Krankenkassen erwarten für 2007 und 2008 höhere Beitragssätze
Berlin: (hib/MPI) Die gesetzlichen Krankenkassen rechnen mit einer deutlichen Beitragssatzerhöhung, falls die Bundesregierung bei der Kürzung des Bundeszuschusses für so genannte versicherungsfremde Leistungen bleibt. In einer öffentlichen Anhörung des Haushaltsausschusses zu den sozialpolitischen Wirkungen des geplanten Haushaltsbegleitgesetzes (16/752) sagte der Geschäftsführer des Wissenschaftlichen Instituts der AOK, Klaus Jacobs, am Donnerstagnachmittag, er erwarte für das kommende Jahr eine Erhöhung um 0,4 und für 2008 um 0,5 Beitragspunkte.

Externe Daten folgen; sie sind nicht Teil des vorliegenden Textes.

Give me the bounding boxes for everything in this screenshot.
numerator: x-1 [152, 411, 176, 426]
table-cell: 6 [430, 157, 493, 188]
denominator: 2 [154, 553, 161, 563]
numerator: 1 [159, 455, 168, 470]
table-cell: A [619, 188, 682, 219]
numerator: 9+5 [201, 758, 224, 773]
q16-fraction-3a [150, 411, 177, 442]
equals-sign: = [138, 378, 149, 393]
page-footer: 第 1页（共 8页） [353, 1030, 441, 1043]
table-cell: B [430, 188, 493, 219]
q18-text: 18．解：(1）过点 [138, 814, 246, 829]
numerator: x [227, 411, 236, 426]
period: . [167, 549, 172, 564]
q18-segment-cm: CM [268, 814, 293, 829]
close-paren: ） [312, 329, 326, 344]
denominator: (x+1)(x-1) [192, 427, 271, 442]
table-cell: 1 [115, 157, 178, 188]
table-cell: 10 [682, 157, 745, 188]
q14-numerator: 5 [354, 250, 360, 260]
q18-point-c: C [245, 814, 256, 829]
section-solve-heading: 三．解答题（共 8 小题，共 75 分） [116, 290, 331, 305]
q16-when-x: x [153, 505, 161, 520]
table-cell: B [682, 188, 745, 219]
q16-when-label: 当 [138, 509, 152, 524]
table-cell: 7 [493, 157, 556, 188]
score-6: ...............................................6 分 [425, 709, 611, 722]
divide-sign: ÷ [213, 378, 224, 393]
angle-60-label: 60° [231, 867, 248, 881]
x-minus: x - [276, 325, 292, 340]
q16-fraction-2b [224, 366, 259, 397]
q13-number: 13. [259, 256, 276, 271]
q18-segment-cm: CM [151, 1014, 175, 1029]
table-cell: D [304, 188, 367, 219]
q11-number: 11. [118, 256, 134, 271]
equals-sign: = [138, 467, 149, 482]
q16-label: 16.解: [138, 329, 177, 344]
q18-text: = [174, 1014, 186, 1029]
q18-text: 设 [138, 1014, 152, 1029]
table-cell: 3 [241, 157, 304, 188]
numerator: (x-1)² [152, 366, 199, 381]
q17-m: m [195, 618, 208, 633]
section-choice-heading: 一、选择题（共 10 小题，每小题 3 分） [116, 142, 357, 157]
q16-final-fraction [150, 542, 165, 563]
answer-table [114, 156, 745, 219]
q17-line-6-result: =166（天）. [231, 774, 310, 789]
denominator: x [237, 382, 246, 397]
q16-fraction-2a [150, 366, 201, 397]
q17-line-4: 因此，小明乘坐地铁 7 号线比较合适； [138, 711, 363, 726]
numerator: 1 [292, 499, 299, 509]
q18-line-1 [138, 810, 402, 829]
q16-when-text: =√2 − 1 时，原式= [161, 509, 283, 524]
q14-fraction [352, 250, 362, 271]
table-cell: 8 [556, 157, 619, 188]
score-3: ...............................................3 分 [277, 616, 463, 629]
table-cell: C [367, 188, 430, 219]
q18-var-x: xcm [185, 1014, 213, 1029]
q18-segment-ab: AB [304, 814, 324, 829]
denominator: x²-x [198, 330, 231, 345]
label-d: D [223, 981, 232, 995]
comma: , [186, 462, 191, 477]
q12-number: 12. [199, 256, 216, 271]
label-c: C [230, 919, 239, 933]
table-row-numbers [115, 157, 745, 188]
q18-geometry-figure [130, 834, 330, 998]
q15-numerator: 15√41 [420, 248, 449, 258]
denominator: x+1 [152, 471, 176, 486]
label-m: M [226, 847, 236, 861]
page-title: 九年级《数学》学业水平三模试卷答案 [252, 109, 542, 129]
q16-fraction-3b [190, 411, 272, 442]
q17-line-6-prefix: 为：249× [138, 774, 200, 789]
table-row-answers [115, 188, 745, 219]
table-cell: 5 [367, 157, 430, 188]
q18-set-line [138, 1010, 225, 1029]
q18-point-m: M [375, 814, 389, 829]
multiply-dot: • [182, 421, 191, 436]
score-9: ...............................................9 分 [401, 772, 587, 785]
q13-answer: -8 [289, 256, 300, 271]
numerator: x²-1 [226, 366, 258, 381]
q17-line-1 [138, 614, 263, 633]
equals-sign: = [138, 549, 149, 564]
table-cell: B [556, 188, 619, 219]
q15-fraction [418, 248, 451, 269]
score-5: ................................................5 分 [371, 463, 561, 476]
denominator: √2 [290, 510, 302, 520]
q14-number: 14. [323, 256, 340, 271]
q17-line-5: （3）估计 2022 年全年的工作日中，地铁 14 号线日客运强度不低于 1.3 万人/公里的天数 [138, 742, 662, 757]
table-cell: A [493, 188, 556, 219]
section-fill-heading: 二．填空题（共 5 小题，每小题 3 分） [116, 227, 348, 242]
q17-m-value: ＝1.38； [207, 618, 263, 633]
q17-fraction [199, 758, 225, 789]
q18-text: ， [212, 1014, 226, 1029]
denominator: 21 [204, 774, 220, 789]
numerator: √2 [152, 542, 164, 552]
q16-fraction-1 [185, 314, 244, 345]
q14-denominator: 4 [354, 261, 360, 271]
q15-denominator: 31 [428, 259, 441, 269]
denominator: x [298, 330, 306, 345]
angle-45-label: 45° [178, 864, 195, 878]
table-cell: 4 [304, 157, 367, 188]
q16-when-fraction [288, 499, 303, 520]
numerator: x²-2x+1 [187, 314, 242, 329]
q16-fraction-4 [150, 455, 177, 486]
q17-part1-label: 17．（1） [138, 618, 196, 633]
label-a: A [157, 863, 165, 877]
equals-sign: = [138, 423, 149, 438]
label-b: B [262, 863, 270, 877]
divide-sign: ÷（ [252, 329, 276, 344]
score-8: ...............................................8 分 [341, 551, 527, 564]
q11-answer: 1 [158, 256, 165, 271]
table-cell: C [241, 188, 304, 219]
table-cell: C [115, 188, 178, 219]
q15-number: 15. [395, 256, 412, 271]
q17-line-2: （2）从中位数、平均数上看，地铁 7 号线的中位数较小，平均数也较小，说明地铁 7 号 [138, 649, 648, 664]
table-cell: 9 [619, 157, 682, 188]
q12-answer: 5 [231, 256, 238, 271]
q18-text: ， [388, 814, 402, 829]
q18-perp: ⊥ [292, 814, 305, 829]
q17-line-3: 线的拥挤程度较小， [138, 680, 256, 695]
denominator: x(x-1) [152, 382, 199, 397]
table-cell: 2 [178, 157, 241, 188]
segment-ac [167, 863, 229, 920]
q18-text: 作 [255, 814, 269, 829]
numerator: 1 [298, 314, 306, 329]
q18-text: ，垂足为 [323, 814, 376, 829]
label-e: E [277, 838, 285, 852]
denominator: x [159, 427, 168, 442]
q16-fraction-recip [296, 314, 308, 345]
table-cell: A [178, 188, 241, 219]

Er fügte hinzu, dies sei notwendig, um die zusätzliche Belastung der Kassen von insgesamt knapp 9 Milliarden Euro für beide Jahre auszugleichen. Neben der geplanten dreiprozentigen Mehrwertsteuererhöhung zum 1. Januar 2007 schlagen nach der Auffassung der Arbeitsgemeinschaft der Spitzenverbände der Krankenkassen vor allem die vorgesehenen Änderungen beim Bundeszuschuss zu Buche. Der Gesetzentwurf der Bundesregierung sieht vor, den Bundeszuschuss für Leistungen wie Mutterschutzgeld und Krankenausfallgeld bei Erkrankung eines Kindes im kommenden Jahr von heute 4,2 Milliarden Euro auf 1,5 Milliarden Euro zu kürzen und ihn im Jahr 2008 ganz zu streichen. Der Professor für Wirtschafts- und Sozialstatistik an der Universität Köln, Eckart Bomsdorf, äußerte die Erwartung, dass mit dieser Maßnahme der Druck auf die Kassen, "für eine echte Strukturreform zu sorgen", wachsen werde.
In der Sitzung warnten mehrere Arbeitsmarktexperten zudem vor einem massiven Abbau von Minijobs, falls es bei der geplanten Erhöhung des Arbeitgeber-Pauschalbeitragssatzes von 25 auf 30 Prozent bleibt. Der Zentralverband des Deutschen Handwerks wies die Abgeordneten darauf hin, dass in der Folge für den Bund ein Finanzierungsproblem entstehen könnte. Im September 2005 hätten 462.000 Empfänger von Arbeitslosengeld II einen Minijob gehabt. Fielen viele davon weg, müssten in diesem Bereich vom Bund höhere Leistungen erbracht werden.
Ein weiterer Punkt des Gesetzentwurfs der Bundesregierung betrifft die Arbeitsentgeltverordnung. Vorgesehen ist, zukünftig die Sozialabgabenfreiheit der Sonn-, Feiertags- und Nachtzuschläge auf einen Grundlohn von 25 Euro pro Stunde zu begrenzen. Dazu sagte Helmut Rudolph vom Institut für Arbeitsmarkt- und Berufsforschung, aus der Maßnahme ergäben sich kaum höhere Einnahmen für die Krankenkassen, denn einen Stundenlohn von mehr als 25 Euro kassierten nur ganz wenige Tarifgruppen etwa in der Autoindustrie.
Zu der geplanten Streichung des Defizitzuschusses des Bundes an die Bundesagentur für Arbeit (BA) sagte deren Vorstandsmitglied Raimund Becker, nach bisherigen Überlegungen falle bei der BA damit ein Minus von 3 Milliarden Euro an. Möglicherweise werde der erwirtschaftete Überschuss aber über den bislang unterstellten 1,8 Milliarden Euro liegen, mit denen ein Teil dieses Defizits ausgeglichen werden könne. Eine exaktere Prognose über ihre Haushaltsentwicklung werde die BA voraussichtlich in der kommenden Woche vorlegen.